Below is an instruction that describes a task, paired with an input that provides further context. Write a response that appropriately completes the request.

### Instruction:
Identify 3 common mistakes in the following sentence. Suggest changes.

### Input:
She seems to believe that the real key to sucsess is working smart and hard.

### Response:
1. "sucsess" should be "success"
2. "seems to believe" is a weak phrase.
3. "working smart and hard" is a cliché.


In [None]:
generate_response(
    instruction="Make a prediction about what will happen in the next paragraph.",
    input_text="Mary had been living in the small town for many years and had never seen anything like what was coming.",
)

Below is an instruction that describes a task, paired with an input that provides further context. Write a response that appropriately completes the request.

### Instruction:
Make a prediction about what will happen in the next paragraph.

### Input:
Mary had been living in the small town for many years and had never seen anything like what was coming.

### Response:
She will be surprised by the event.


In [None]:
generate_response(
    instruction="Identify a suitable <verb> in the following sentence.",
    input_text="The cat <verb> in the garden.",
)

Below is an instruction that describes a task, paired with an input that provides further context. Write a response that appropriately completes the request.

### Instruction:
Identify a suitable <verb> in the following sentence.

### Input:
The cat <verb> in the garden.

### Response:
played


In [None]:
generate_response(
    instruction="Explain why the quote is appropriate or not for a yoga class.",
    input_text="Don't quit. Suffer now and live the rest of your life as a champion.",
)

Below is an instruction that describes a task, paired with an input that provides further context. Write a response that appropriately completes the request.

### Instruction:
Explain why the quote is appropriate or not for a yoga class.

### Input:
Don't quit. Suffer now and live the rest of your life as a champion.

### Response:
This quote is not appropriate for a yoga class because it promotes a competitive mindset and ignores the importance of self-compassion and acceptance.

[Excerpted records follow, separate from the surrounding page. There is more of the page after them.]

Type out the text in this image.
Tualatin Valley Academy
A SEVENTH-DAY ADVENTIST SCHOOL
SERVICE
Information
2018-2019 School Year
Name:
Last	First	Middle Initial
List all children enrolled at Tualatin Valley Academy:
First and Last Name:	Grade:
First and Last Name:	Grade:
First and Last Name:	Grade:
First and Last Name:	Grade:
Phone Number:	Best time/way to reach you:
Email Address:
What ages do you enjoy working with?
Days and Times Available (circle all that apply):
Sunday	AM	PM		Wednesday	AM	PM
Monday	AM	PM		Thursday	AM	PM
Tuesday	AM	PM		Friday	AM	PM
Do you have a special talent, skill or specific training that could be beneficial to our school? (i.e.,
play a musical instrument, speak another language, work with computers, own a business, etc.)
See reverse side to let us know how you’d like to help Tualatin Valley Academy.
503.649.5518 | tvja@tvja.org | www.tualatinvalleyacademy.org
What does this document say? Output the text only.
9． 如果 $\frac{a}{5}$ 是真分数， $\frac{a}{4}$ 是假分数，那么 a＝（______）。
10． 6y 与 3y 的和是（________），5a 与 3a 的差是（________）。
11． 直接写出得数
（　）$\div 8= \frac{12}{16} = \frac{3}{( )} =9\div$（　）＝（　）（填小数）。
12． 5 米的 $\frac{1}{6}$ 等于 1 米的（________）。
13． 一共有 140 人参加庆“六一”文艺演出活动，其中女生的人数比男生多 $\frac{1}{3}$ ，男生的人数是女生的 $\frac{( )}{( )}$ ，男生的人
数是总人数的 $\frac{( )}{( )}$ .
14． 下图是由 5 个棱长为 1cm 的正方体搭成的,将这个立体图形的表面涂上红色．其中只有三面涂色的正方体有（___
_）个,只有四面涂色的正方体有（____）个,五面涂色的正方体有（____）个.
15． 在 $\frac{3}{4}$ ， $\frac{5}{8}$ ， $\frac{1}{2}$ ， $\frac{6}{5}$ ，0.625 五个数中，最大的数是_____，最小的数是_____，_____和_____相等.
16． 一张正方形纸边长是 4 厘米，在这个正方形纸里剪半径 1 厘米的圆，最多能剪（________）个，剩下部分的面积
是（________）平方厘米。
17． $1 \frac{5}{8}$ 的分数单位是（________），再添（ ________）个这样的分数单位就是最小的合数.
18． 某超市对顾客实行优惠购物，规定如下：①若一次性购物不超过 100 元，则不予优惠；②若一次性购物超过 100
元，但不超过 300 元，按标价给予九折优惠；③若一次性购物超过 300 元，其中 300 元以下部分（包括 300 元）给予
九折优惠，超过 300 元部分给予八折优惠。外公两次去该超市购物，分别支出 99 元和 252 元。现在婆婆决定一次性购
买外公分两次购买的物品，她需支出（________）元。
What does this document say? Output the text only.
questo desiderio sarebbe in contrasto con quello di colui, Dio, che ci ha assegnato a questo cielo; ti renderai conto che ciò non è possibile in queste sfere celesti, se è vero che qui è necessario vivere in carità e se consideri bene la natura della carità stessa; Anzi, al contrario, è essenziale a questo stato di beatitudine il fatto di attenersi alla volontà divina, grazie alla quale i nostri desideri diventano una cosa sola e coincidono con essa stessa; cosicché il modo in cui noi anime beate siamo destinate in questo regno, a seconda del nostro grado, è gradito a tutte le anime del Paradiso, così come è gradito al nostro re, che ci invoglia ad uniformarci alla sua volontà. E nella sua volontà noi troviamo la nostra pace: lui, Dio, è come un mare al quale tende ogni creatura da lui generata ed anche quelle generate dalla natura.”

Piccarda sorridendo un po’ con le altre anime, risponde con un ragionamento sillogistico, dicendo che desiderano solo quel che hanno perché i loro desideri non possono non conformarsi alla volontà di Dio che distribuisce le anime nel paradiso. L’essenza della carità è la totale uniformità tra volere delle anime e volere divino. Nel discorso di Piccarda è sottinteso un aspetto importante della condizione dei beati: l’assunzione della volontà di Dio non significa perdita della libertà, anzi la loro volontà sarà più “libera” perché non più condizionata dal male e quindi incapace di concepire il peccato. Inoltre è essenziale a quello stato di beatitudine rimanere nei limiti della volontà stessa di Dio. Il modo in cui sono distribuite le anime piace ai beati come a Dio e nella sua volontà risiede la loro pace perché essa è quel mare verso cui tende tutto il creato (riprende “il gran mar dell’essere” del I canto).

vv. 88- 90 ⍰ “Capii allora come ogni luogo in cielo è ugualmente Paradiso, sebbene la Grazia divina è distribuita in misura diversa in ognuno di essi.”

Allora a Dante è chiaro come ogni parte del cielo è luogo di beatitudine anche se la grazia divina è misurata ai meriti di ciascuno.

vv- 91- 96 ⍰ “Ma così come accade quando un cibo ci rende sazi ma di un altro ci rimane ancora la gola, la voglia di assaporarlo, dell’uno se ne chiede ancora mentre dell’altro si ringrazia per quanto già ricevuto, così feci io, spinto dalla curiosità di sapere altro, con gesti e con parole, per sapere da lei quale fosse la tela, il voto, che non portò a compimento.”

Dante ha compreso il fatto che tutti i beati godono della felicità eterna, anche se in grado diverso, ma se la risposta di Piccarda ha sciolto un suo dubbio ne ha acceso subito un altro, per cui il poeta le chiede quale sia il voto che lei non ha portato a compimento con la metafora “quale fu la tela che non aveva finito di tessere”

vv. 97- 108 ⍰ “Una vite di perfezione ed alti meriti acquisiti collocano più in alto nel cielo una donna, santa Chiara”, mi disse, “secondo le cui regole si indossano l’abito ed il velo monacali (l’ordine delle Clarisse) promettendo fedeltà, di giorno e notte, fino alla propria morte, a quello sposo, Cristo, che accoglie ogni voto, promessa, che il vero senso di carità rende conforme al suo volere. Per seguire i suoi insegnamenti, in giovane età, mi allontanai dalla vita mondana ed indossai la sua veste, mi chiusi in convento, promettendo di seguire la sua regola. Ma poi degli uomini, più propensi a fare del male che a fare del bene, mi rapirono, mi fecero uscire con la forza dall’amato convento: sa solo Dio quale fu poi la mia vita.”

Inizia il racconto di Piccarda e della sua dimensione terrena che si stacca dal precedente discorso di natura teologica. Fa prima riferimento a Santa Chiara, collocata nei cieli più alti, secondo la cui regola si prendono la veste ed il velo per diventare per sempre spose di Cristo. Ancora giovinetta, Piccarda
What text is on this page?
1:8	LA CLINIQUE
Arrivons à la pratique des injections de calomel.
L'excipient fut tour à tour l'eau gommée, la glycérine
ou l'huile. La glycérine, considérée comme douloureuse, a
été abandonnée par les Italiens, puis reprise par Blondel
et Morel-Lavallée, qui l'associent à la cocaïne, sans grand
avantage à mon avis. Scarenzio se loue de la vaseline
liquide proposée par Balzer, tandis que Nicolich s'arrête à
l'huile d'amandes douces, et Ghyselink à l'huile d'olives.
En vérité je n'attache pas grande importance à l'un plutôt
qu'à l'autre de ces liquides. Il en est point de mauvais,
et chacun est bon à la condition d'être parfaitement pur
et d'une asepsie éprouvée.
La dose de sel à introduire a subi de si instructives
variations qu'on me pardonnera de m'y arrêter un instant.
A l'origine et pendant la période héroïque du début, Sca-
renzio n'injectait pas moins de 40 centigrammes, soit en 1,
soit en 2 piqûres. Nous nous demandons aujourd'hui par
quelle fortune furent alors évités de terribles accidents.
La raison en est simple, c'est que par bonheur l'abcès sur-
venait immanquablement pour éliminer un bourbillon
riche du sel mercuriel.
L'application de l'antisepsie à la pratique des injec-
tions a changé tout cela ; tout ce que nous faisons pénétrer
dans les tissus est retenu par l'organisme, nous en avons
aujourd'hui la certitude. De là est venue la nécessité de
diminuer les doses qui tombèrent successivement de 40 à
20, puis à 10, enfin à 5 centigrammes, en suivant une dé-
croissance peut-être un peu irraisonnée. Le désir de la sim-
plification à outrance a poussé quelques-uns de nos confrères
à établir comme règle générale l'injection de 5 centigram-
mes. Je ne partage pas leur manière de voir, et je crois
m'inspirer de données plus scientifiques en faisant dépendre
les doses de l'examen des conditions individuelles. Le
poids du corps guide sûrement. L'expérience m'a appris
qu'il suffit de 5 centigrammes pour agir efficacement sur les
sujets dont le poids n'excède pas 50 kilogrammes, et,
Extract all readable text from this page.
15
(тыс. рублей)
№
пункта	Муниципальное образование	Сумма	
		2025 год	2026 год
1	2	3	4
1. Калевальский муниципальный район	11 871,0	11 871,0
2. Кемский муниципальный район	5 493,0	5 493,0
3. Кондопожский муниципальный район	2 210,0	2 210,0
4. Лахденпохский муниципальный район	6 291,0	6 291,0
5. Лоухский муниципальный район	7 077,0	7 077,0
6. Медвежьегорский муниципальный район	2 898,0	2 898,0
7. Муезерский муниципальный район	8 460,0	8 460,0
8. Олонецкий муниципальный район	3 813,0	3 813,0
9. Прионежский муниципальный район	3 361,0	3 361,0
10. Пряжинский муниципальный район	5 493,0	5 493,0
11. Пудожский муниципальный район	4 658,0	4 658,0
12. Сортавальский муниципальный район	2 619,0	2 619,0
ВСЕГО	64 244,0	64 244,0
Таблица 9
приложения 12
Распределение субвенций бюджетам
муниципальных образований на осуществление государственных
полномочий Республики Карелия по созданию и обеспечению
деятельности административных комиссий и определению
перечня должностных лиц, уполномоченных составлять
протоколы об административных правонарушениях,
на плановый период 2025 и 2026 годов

## Push the model to your Hugging Face Hub


Optionally, Hugging Face allows to you easily store trained models in their hub.

In [None]:
# Note: The token needs to have "write" permission
#       You can check it here:
#       https://huggingface.co/settings/tokens
# Uncomment and run this if you wish to publish the model to Hugging Face Hub
# model.push_to_hub("my-gemma-finetuned-model")

In this tutorial, you have learnt how to fine-tune a Gemma model using JORA and convert it to the Hugging Face model format for inference. By leveraging JAX's JIT compilation and tensor-sharding capabilities, you can achieve efficient resource management, enabling accelerated fine-tuning with reduced memory requirements.